Identifying the Molecular Drivers of Pathogenic Aldehyde Dehydrogenase Missense Mutations in Cancer and Non-Cancer Diseases

Abstract

Human aldehyde dehydrogenases (ALDHs) comprising 19 isoenzymes play a vital role on both endogenous and exogenous aldehyde metabolism. This NAD(P)-dependent catalytic process relies on the intact structural and functional activity of the cofactor binding, substrate interaction, and the oligomerization of ALDHs. Disruptions on the activity of ALDHs, however, could result in the accumulation of cytotoxic aldehydes, which have been linked with a wide range of diseases, including both cancers as well as neurological and developmental disorders. In our previous works, we have successfully characterised the structure-function relationships of the missense variants of other proteins. We, therefore, applied a similar analysis pipeline to identify potential molecular drivers of pathogenic ALDH missense mutations. Variants data were first carefully curated and labelled as cancer-risk, non-cancer diseases, and benign. We then leveraged various computational biophysical methods to describe the changes caused by missense mutations, informing a bias of detrimental mutations with destabilising effects. Cooperating with these insights, several machine learning approaches were further utilised to investigate the combination of features, revealing the necessity of the conservation of ALDHs. Our work aims to provide important biological perspectives on pathogenic consequences of missense mutations of ALDHs, which could be invaluable resources in the development of cancer treatment.

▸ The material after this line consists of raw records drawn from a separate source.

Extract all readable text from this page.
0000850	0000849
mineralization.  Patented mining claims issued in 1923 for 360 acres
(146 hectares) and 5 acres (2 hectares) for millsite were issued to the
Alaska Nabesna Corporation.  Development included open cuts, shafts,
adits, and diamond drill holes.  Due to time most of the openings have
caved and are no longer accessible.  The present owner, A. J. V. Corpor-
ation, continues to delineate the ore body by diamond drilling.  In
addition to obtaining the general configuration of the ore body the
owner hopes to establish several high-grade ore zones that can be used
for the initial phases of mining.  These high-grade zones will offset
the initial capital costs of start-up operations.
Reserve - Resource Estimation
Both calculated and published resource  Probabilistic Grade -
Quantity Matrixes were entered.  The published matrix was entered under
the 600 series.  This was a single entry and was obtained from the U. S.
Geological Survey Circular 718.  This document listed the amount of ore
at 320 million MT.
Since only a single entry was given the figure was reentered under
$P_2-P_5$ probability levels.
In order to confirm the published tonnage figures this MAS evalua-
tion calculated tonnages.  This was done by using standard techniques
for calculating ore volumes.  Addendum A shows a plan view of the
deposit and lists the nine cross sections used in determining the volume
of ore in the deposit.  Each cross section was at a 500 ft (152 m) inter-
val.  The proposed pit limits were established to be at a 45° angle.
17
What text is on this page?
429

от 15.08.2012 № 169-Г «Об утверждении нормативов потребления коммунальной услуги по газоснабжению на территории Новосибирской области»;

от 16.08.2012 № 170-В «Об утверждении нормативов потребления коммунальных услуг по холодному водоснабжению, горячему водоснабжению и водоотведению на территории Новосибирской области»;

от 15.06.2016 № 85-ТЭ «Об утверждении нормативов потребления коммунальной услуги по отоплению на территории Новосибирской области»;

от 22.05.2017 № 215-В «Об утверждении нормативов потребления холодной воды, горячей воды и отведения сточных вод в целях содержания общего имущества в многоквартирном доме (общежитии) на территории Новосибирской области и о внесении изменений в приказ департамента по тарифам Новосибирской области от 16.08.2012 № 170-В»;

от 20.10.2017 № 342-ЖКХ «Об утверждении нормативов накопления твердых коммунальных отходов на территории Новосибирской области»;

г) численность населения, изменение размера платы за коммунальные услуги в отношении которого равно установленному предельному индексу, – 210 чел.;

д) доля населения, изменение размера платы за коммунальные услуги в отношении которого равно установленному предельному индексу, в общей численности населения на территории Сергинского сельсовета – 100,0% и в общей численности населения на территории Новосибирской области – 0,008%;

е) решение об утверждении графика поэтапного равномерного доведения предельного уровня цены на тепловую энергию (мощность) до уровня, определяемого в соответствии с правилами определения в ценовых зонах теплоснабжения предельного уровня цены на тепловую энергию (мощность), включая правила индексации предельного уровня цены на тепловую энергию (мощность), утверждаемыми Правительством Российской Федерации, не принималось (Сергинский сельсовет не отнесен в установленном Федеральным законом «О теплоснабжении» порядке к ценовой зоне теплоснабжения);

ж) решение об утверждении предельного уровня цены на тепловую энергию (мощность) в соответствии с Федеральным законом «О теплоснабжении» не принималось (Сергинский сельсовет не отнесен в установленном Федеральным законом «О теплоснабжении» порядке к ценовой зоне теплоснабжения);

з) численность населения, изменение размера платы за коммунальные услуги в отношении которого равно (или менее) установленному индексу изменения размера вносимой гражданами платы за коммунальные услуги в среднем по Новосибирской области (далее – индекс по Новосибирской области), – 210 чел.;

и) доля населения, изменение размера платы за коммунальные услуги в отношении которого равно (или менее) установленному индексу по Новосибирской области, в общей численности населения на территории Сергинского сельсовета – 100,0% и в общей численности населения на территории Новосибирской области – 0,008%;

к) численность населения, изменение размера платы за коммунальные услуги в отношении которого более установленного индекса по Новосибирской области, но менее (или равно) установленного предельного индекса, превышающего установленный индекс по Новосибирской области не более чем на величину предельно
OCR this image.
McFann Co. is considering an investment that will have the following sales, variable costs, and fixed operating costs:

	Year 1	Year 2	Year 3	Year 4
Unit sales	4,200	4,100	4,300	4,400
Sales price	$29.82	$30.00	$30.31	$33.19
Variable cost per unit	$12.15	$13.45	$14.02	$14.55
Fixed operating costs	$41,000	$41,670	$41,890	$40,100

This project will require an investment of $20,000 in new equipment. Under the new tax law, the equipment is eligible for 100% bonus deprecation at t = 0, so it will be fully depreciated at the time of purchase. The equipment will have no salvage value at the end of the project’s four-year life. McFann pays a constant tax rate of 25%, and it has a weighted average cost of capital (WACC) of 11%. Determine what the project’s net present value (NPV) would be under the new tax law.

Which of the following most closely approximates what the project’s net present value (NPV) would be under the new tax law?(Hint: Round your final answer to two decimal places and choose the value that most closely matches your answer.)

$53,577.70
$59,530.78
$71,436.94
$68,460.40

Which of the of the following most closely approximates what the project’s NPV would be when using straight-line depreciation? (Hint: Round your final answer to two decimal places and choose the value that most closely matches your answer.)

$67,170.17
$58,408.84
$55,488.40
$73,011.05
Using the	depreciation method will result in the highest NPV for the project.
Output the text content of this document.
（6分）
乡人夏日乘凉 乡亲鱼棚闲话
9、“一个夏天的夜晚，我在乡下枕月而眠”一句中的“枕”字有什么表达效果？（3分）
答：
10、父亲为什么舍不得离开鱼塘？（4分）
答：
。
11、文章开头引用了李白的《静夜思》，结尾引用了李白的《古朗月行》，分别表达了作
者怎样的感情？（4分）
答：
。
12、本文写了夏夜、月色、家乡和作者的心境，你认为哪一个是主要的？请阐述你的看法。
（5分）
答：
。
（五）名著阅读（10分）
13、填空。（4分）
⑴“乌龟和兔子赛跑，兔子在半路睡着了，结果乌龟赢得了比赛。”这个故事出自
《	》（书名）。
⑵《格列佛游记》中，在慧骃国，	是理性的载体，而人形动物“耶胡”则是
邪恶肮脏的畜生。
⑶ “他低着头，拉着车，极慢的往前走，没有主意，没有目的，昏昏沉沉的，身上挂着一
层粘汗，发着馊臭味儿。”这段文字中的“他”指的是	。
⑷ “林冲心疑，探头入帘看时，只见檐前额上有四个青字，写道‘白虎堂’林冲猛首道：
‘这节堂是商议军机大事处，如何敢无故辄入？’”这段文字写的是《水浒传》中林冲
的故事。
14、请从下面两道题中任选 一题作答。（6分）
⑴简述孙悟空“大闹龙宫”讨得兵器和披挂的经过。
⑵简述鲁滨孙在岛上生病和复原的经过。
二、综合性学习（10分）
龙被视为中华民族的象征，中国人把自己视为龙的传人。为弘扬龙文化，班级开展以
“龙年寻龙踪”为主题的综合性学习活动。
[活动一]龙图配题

Keywords: aldehyde dehydrogenase; cancer; machine learning; missense mutations; pathogenic molecular driver.

Figure 1

Protein structures predicted by AlphaFold2 of human ALDHs. Each ALDH was assigned a colour, which was grouped into 11 different families, namely ALDH1 (A), ALDH2 (B), ALDH3 (C), ALDH4 (D), ALDH5 (E), ALDH6 (F), ALDH7 (G), ALDH8 (H), ALDH9 (I), ALDH16 (J), and ALDH18 (K). Human ALDHs share similar folding on cofactor binding and substrate binding regions, particularly found in the ALDH1 and ALDH3 family, while some ALDHs (ALDH1L1, ALDH1L2, ALDH16A1, and ALDH18A1) contain additional domains performing other cellular functions.

Figure 2

Mutation analysis pipeline to identify pathogenic molecular drivers of ALDHs. This workflow consists of three steps. Missense variants were first curated from multiple databases and labelled as cancer-risk, benign, and non-cancer diseases, respectively. ALDH protein bound with substrates was generated by AlphaFold2 and AutoDock Vina. After this, various computational biophysical measurements were used to annotate the missense mutations on different aspects such as protein interactions, conservation, and local residue environment. Lastly, we implemented both qualitative analysis and machine learning approaches to identify potential disease-causing risk factors.

Figure 3

Distributions of variants of three labels, namely cancer-risk (red), benign (blue), and non-cancer diseases (yellow) of the structures of human ALDHs. Each ALDH protein is coloured based on its different important regions, namely NAD(P)+ binding region (dark magenta), aldehyde binding region (dark green), protein–protein interaction region (dark yellow), and addition domains such as folate/glutamate binding region (dark cyan).

Figure 4

Visualisation of variants of three labels, namely cancer-risk (red), benign (blue), and non-cancer diseases (yellow) using dimensionality reduction methods, including Principal Component Analysis (PCA) (A), t-distributed stochastic neighbour embedding (t-SNE) (B) and Uniform Manifold Approximation and Projection (UMAP) (C), respectively. Data points were coloured based on their labels.

Figure 5

Potential molecular drivers leading to cancer of human ALDHs. Qualitative tests were performed using Wilcoxon signed-rank test on change of protein stability (A,B), Relative solvent accessibility (C), distance from mutation site to NAD+ (D), change of NAD+ binding affinity (E), and the Mutation Tolerance Ratio 2 (MTR2) (F) and between cancer-risk and benign mutations. Relative feature importance of the cancer-risk machine learning model was presented (G).

Figure 6

Potential molecular drivers leading to non-cancer diseases of human ALDHs. Qualitative tests were performed using Wilcoxon signed-rank test on change of protein stability (A,B), Relative solvent accessibility (C), distance from mutation site to NAD+ (D), change of NAD+ binding affinity (E), and the Mutation Tolerance Ratio 2 (MTR2) (F) and between non-cancer diseases and benign mutations. Relative feature importance of the non-cancer pathogenic machine learning model was presented (G).